On top of that, the richest 25% of Americans pay less in taxes than many ordinary workers do, and many of the nation’s top earners pay next to nothing in taxes, according to a ProPublica report published last month.
However, GOP opposition to the IRS provision has left the negotiators — a group of 11 Democrats and 11 Republicans — scrambling to find new ways to offset the cost of their infrastructure bill before a procedural vote Senate Majority Leader Chuck Schumer (D-N.Y.) plans to set on Wednesday. The senators are expected to meet again on Monday.
Democrats have little time to advance both the bipartisan bill and their $3.5 trillion “human” infrastructure package before the August recess and a packed fall schedule. The bipartisan group announced a deal weeks ago that President Joe Biden endorsed after months of negotiations. Still, GOP senators say Democrats shouldn’t be rushing the process.
“How can I vote for cloture when the bill isn’t written?” Sen. Bill Cassidy (R-La.), another negotiator, said when asked about the schedule on “Fox News Sunday.” “Unless Senator Schumer doesn’t want this to happen, you need a little bit more time to get it right.”
The measure will require 60 votes to advance, which means all Democrats and at least 10 Republicans will need to sign on.
The groups pushing Republicans to oppose IRS funding ― including Americans for Tax Reform and Freedomworks ― cited scandals from the Barack Obama administration as a reason not to boost the agency’s budget.

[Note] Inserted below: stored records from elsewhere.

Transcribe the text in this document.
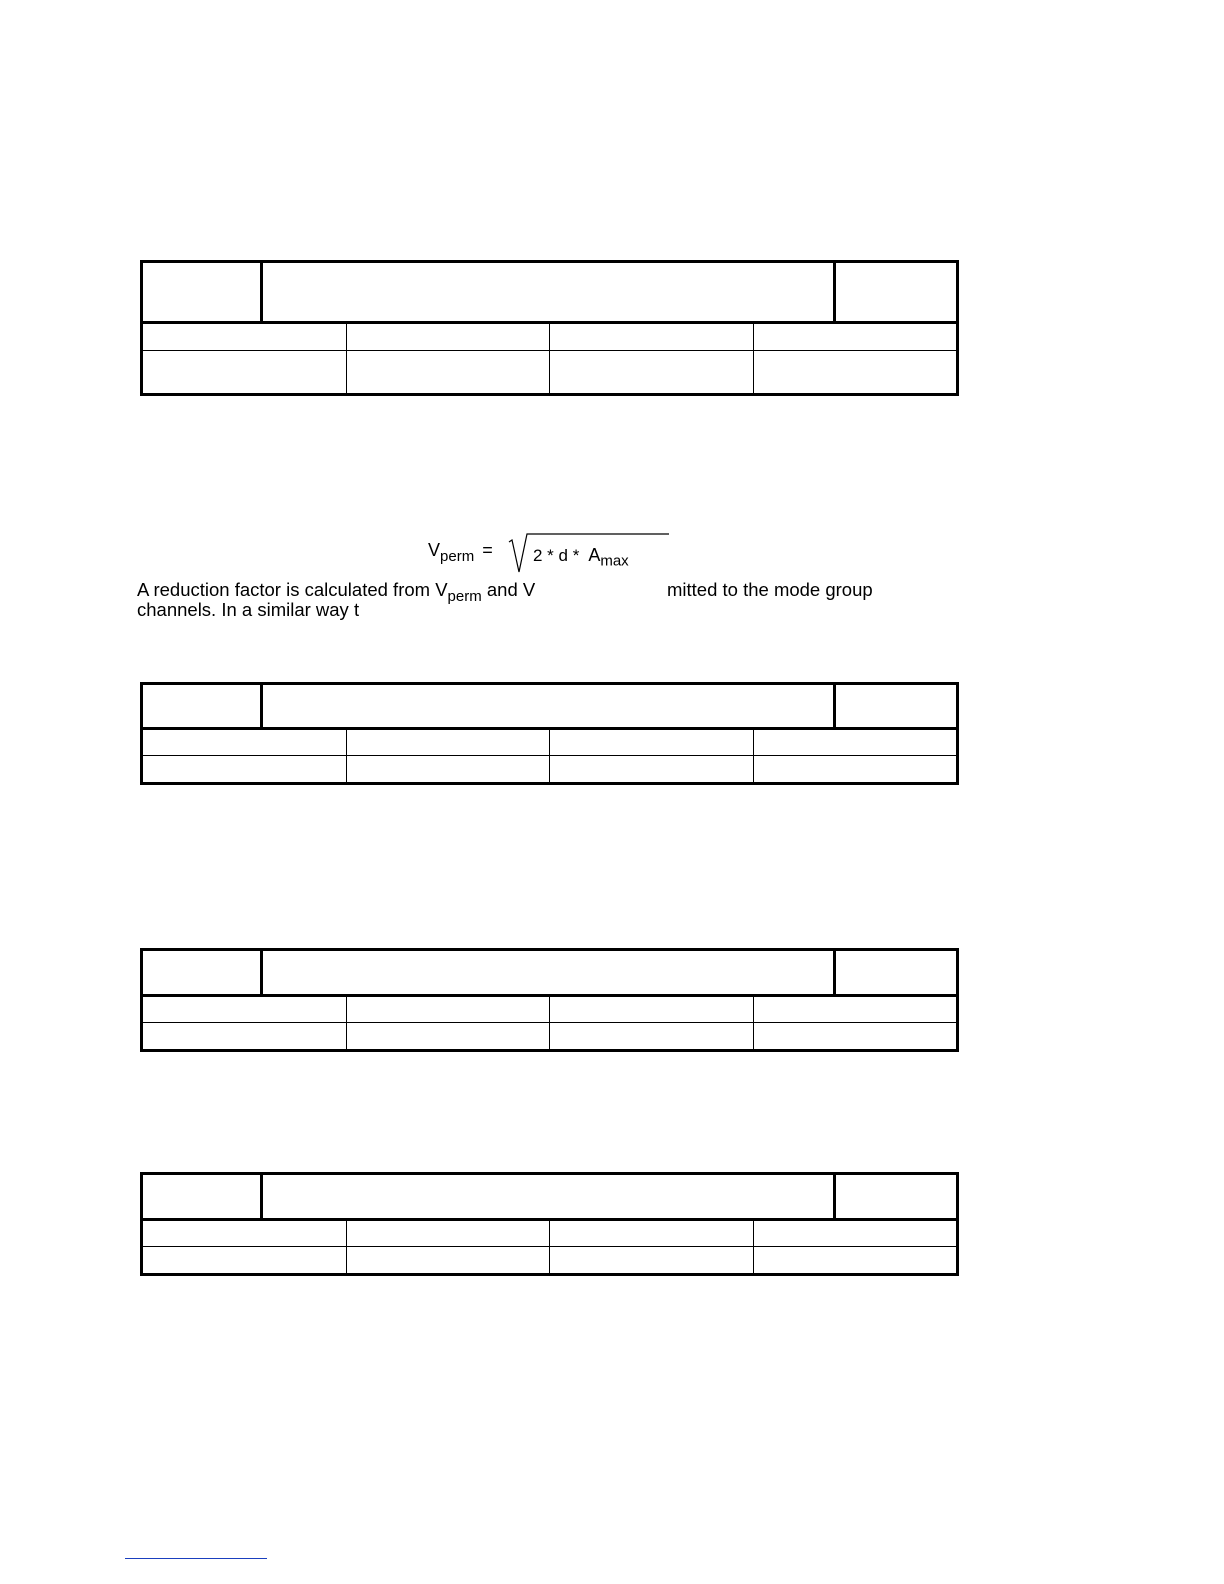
$V_{perm} = 2 * d * A_{max}$
A reduction factor is calculated from $V_{perm}$ and V	mitted to the mode group
channels. In a similar way t
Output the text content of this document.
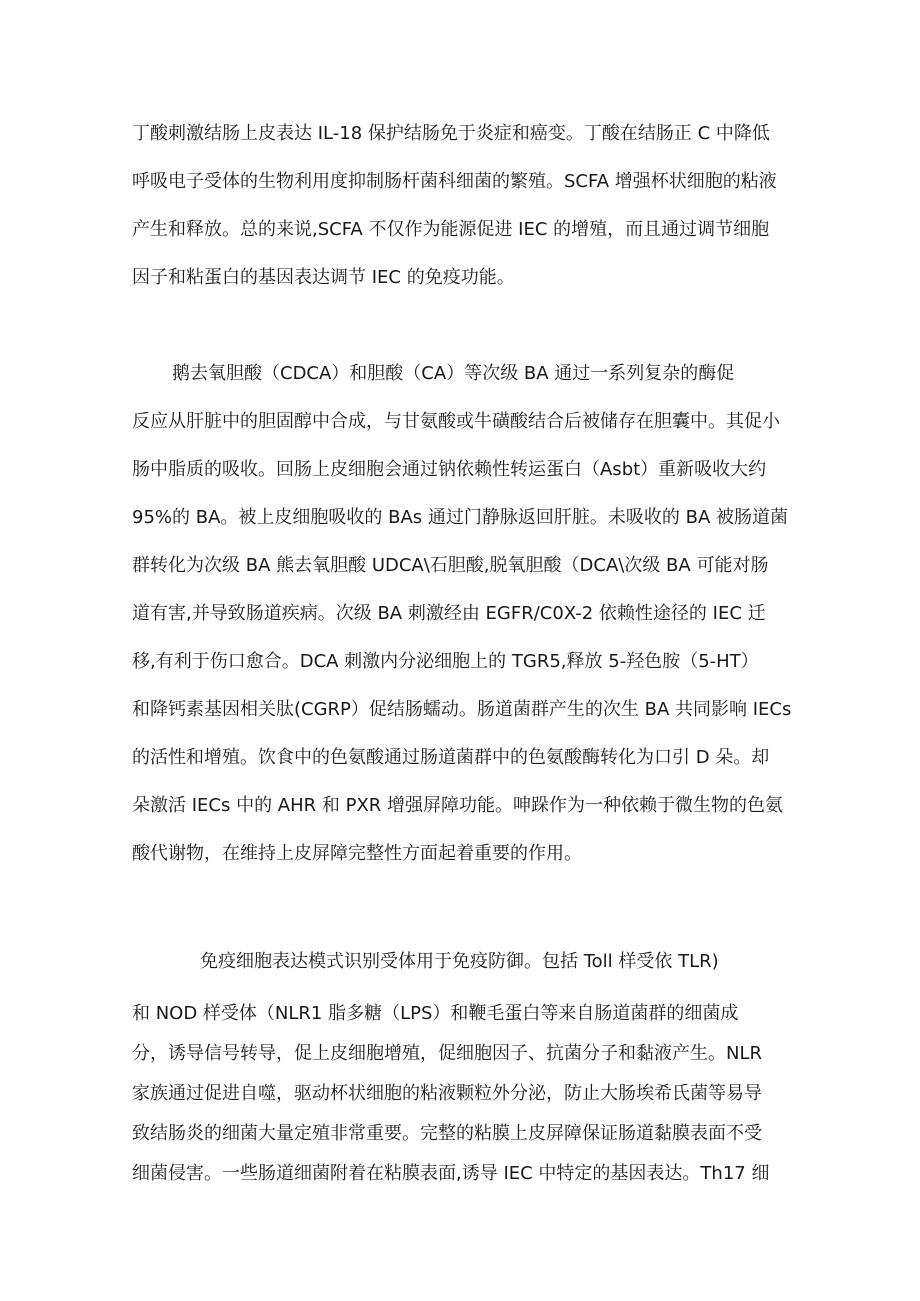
丁酸刺激结肠上皮表达 IL-18 保护结肠免于炎症和癌变。丁酸在结肠正 C 中降低
呼吸电子受体的生物利用度抑制肠杆菌科细菌的繁殖。SCFA 增强杯状细胞的粘液
产生和释放。总的来说,SCFA 不仅作为能源促进 IEC 的增殖，而且通过调节细胞
因子和粘蛋白的基因表达调节 IEC 的免疫功能。
鹅去氧胆酸（CDCA）和胆酸（CA）等次级 BA 通过一系列复杂的酶促
反应从肝脏中的胆固醇中合成，与甘氨酸或牛磺酸结合后被储存在胆囊中。其促小
肠中脂质的吸收。回肠上皮细胞会通过钠依赖性转运蛋白（Asbt）重新吸收大约
95%的 BA。被上皮细胞吸收的 BAs 通过门静脉返回肝脏。未吸收的 BA 被肠道菌
群转化为次级 BA 熊去氧胆酸 UDCA\石胆酸,脱氧胆酸（DCA\次级 BA 可能对肠
道有害,并导致肠道疾病。次级 BA 刺激经由 EGFR/C0X-2 依赖性途径的 IEC 迁
移,有利于伤口愈合。DCA 刺激内分泌细胞上的 TGR5,释放 5-羟色胺（5-HT）
和降钙素基因相关肽(CGRP）促结肠蠕动。肠道菌群产生的次生 BA 共同影响 IECs
的活性和增殖。饮食中的色氨酸通过肠道菌群中的色氨酸酶转化为口引 D 朵。却
朵激活 IECs 中的 AHR 和 PXR 增强屏障功能。呻跺作为一种依赖于微生物的色氨
酸代谢物，在维持上皮屏障完整性方面起着重要的作用。
免疫细胞表达模式识别受体用于免疫防御。包括 Toll 样受依 TLR)
和 NOD 样受体（NLR1 脂多糖（LPS）和鞭毛蛋白等来自肠道菌群的细菌成
分，诱导信号转导，促上皮细胞增殖，促细胞因子、抗菌分子和黏液产生。NLR
家族通过促进自噬，驱动杯状细胞的粘液颗粒外分泌，防止大肠埃希氏菌等易导
致结肠炎的细菌大量定殖非常重要。完整的粘膜上皮屏障保证肠道黏膜表面不受
细菌侵害。一些肠道细菌附着在粘膜表面,诱导 IEC 中特定的基因表达。Th17 细
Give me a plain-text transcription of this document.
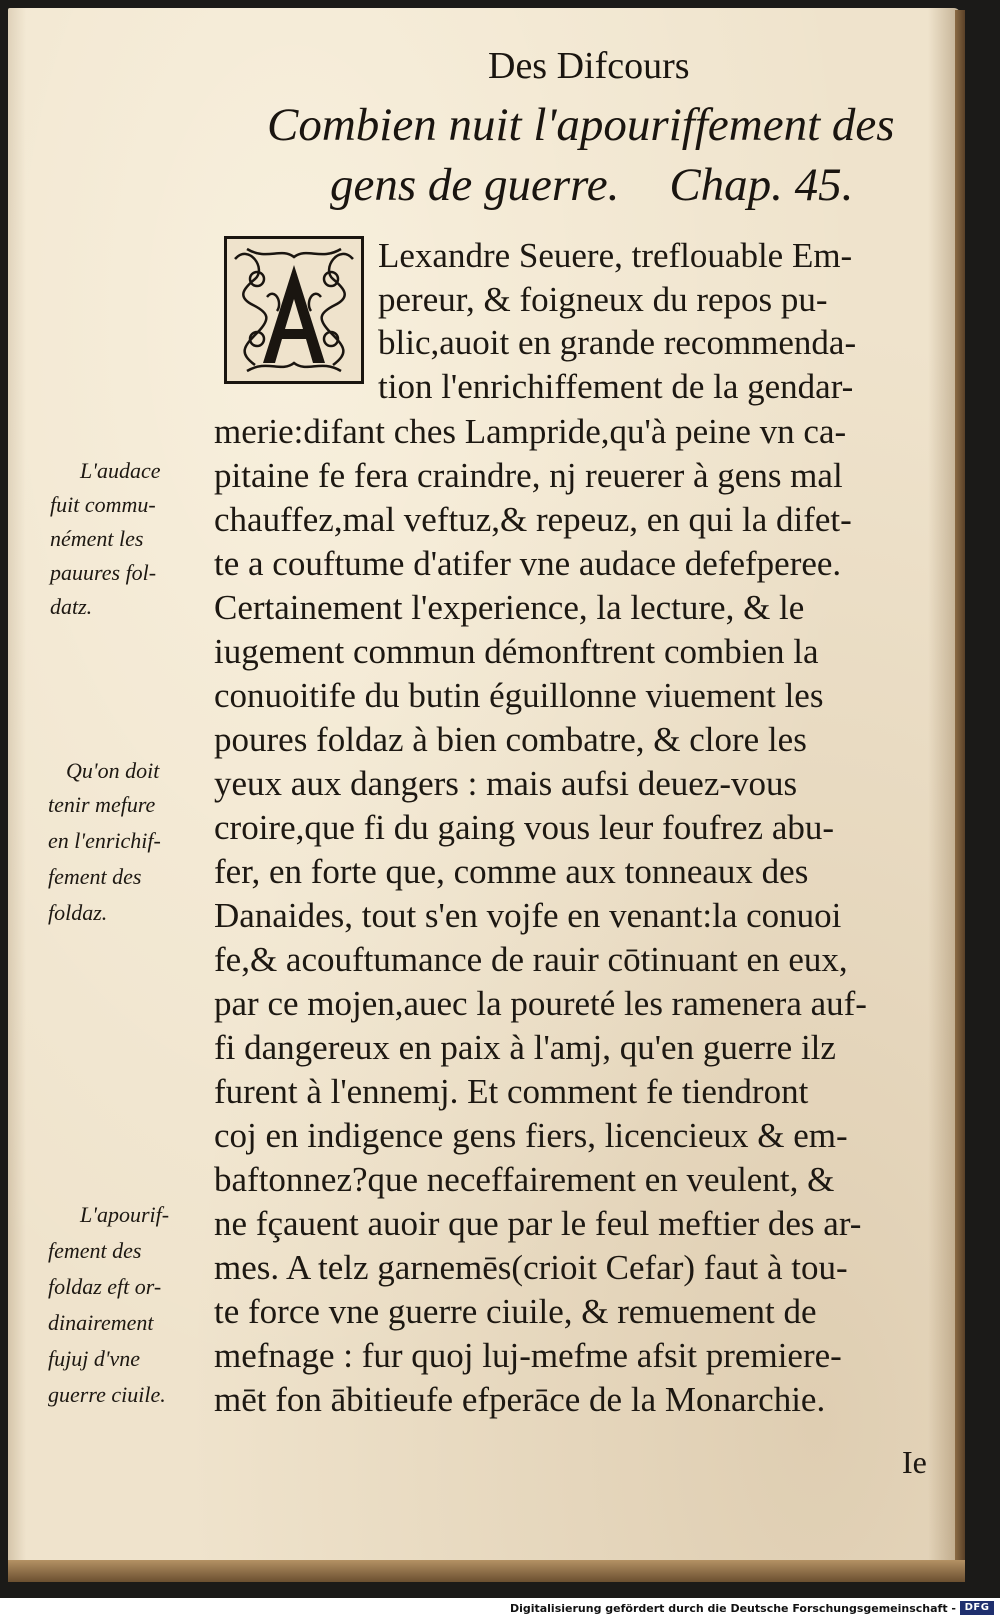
Des Difcours
Combien nuit l'apouriffement des
gens de guerre. Chap. 45.
Lexandre Seuere, treflouable Em-
pereur, & foigneux du repos pu-
blic,auoit en grande recommenda-
tion l'enrichiffement de la gendar-
merie:difant ches Lampride,qu'à peine vn ca-
pitaine fe fera craindre, nj reuerer à gens mal
chauffez,mal veftuz,& repeuz, en qui la difet-
te a couftume d'atifer vne audace defefperee.
Certainement l'experience, la lecture, & le
iugement commun démonftrent combien la
conuoitife du butin éguillonne viuement les
poures foldaz à bien combatre, & clore les
yeux aux dangers : mais aufsi deuez-vous
croire,que fi du gaing vous leur foufrez abu-
fer, en forte que, comme aux tonneaux des
Danaides, tout s'en vojfe en venant:la conuoi
fe,& acouftumance de rauir cōtinuant en eux,
par ce mojen,auec la poureté les ramenera auf-
fi dangereux en paix à l'amj, qu'en guerre ilz
furent à l'ennemj. Et comment fe tiendront
coj en indigence gens fiers, licencieux & em-
baftonnez?que neceffairement en veulent, &
ne fçauent auoir que par le feul meftier des ar-
mes. A telz garnemēs(crioit Cefar) faut à tou-
te force vne guerre ciuile, & remuement de
mefnage : fur quoj luj-mefme afsit premiere-
mēt fon ābitieufe efperāce de la Monarchie.
Ie
L'audace
fuit commu-
nément les
pauures fol-
datz.
Qu'on doit
tenir mefure
en l'enrichif-
fement des
foldaz.
L'apourif-
fement des
foldaz eft or-
dinairement
fujuj d'vne
guerre ciuile.
Digitalisierung gefördert durch die Deutsche Forschungsgemeinschaft - DFG
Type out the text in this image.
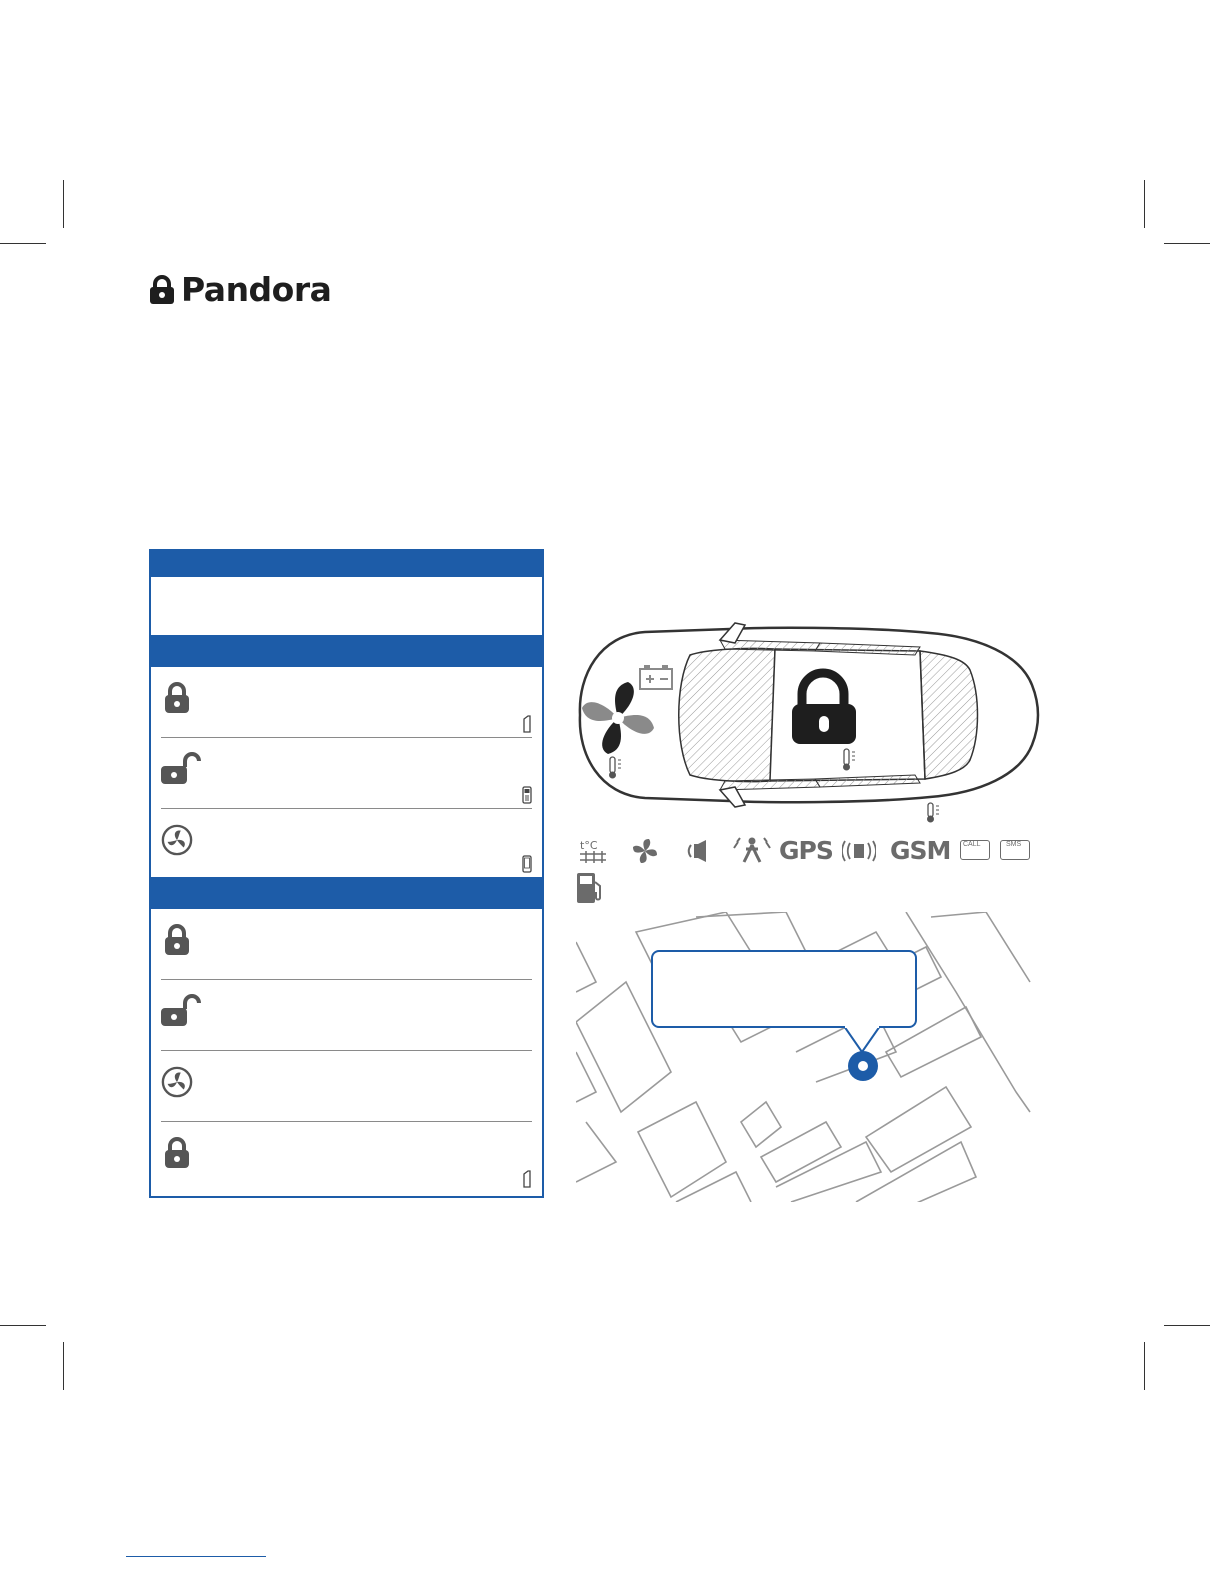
Pandora
t°C	GPS GSM CALL	SMS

“No additional funding for the Internal Revenue Service, especially given its multiple scandals over the past decade,” they wrote in their letter. “We have not forgotten about Lois Lerner’s tactics of using IRS enforcement to harass conservative groups and donors. Republicans in Congress shouldn’t either.”
But the agency’s supposed targeting of conservative groups might have been less scandalous than it seemed at the time, when even the Obama administration said something grievously bad had happened.
An initial report from the Treasury Department’s inspector general for tax administration found in 2013 that the IRS had improperly scrutinized applications for certification of tax exempt status from conservative advocacy groups. A followup report in 2017 revealed that the agency had similarly used improper criteria to target liberal groups.
Negotiators have already ruled out several sources of revenue for new infrastructure spending, including corporate tax hikes, an increase to the gas tax, user fees and deficit financing. They’ve resorted to more politically appealing ways to offset the cost of the bill, including having the government auction off spectrum bandwidth to telemarketing companies and selling off portions of the Strategic Petroleum Reserve.
“For the life of me, I can’t figure that one out,” Sen. Ben Cardin (D-Md.) said Monday on CNN when asked about GOP opposition to strengthening IRS enforcement. “If the IRS had the tools they needed, they could collect more taxes.”
“I don’t think Wednesday is a magic day that we can’t go beyond,” Cardin said. “I think Senator Schumer recognizes that if you don’t have deadlines, you won’t get things done.”